Связав пленного и забрав оружие, все трое быстро поднялись наверх, где ни живые ни мертвые стояли, обнявшись и все еще не веря, что спасены, две женщины и отрок лет четырнадцати-пятнадцати. Однако они не совсем доверяли и своим спасителям, потому что зажали в руках копья.
— Не бойтесь нас! Мы поляне! Из рода руссов! — сказал Кий.
— Да? — подала голос старшая женщина, не опуская копья.
— Клянусь Световидом! Меня звать Кием, а моих братьев Щеком и Хоревом.
— Чего вам надо?
— Мы спасли вас, а теперь хотим помочь вам! Кто вы?
— Это улицкий князь Добромир, — показала старшая женщина на раненого, — я княгиня Искра, а это наши дети — Цветанка и Боривой.
Княгиня опустила копье и в изнеможении села около князя. Княжич и княжна тоже опустили оружие.
— День добрый, — поздоровались братья. — Благодарите богов, которые спасли вас!

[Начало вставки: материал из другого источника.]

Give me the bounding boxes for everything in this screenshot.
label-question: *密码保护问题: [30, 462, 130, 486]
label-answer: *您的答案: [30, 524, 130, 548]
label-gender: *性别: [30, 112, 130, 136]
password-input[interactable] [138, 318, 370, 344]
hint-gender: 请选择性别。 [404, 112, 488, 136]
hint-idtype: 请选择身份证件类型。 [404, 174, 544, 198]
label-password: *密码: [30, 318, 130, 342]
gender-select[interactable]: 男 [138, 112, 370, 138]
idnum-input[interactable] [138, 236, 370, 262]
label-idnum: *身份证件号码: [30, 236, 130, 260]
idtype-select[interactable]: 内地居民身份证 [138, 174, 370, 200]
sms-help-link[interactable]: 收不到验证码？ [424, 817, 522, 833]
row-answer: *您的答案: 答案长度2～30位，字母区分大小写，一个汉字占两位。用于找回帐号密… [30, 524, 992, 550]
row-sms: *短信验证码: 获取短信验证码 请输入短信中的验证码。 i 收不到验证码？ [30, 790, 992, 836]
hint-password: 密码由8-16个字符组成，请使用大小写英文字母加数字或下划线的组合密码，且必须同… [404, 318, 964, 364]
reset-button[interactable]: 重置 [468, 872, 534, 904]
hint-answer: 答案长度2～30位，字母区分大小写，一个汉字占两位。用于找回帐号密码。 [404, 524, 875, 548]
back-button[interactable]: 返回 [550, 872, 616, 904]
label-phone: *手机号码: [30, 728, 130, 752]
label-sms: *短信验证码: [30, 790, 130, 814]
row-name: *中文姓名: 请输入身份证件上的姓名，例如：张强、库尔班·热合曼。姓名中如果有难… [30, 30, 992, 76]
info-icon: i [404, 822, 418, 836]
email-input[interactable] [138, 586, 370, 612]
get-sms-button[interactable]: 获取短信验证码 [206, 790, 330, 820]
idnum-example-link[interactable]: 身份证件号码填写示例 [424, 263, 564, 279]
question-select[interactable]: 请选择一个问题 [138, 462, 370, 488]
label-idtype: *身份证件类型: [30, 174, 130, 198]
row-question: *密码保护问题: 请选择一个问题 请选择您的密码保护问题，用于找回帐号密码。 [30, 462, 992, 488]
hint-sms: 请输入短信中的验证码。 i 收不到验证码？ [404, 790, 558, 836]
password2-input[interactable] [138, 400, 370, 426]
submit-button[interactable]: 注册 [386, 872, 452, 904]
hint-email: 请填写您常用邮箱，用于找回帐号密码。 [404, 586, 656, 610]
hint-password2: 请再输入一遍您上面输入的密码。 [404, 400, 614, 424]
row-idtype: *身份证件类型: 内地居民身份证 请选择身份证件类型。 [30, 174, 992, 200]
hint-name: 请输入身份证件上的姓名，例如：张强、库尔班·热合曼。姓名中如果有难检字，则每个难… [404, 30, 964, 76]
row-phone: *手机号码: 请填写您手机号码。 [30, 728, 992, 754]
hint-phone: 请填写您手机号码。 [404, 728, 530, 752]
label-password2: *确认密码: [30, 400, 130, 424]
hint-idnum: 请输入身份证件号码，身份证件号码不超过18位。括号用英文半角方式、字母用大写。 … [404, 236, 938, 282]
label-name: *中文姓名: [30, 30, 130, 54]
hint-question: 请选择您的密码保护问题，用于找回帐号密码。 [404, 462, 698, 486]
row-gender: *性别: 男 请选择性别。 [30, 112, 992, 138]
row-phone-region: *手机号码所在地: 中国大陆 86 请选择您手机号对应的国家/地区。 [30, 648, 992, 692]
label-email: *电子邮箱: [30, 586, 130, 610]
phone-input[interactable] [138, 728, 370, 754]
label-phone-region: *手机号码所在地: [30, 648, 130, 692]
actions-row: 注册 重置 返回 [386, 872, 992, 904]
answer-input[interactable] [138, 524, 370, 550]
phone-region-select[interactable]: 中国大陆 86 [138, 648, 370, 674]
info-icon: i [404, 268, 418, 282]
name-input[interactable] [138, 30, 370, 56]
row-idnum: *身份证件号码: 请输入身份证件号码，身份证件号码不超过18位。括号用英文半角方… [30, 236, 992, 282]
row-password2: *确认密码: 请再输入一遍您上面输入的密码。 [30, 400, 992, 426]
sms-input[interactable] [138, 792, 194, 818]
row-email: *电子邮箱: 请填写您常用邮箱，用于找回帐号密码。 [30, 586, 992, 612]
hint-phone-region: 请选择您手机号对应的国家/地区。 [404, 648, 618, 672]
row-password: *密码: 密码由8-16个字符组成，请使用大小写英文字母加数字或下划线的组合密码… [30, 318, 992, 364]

— Доброго вам здоровья, милые отроки, — тихо отозвался раненный князь, силясь приподняться. — Спасибо вам за нас всех! Вы спасли несчастного улицкого князя и его семейство…
К нему наклонилась княжна:
— Отче, тебе трудно говорить!
Но он отрицательно покачал головой:
— Ничего, доченька…, ничего… Хотя мне и трудно, зато я знаю, что вы теперь спасены и будете жить!
— Ты также, отче.
— И я… конечно…
Последние слова князя прозвучали не убедительно. Кий мог бы поклясться, что он не верил в то, что будет жить. Вид у него был совсем плохим. Глаза болезненно блестели, на лбу выступили мелкие росинки пота, на губы упала черная тень, а грудь под окровавленной повязкой вздымалась часто и тяжело. Из полураскрытого рта со свистом вырывался воздух. По всему было видно, что души предков уже стоят над ним и зовут в далекое путешествие, из которого никто никогда не возвращался.
Было ему лет под пятьдесят. Лицо мужественно, отмечено несколькими старыми шрамами. В растрепанном вспотевшем чубе блестела седина. Тяжелые крепкие руки непрерывно шарили по траве, будто искали что-то, или судорожно сжимали древко меча, и из этого можно было понять, что мужчине очень больно и очень тяжело.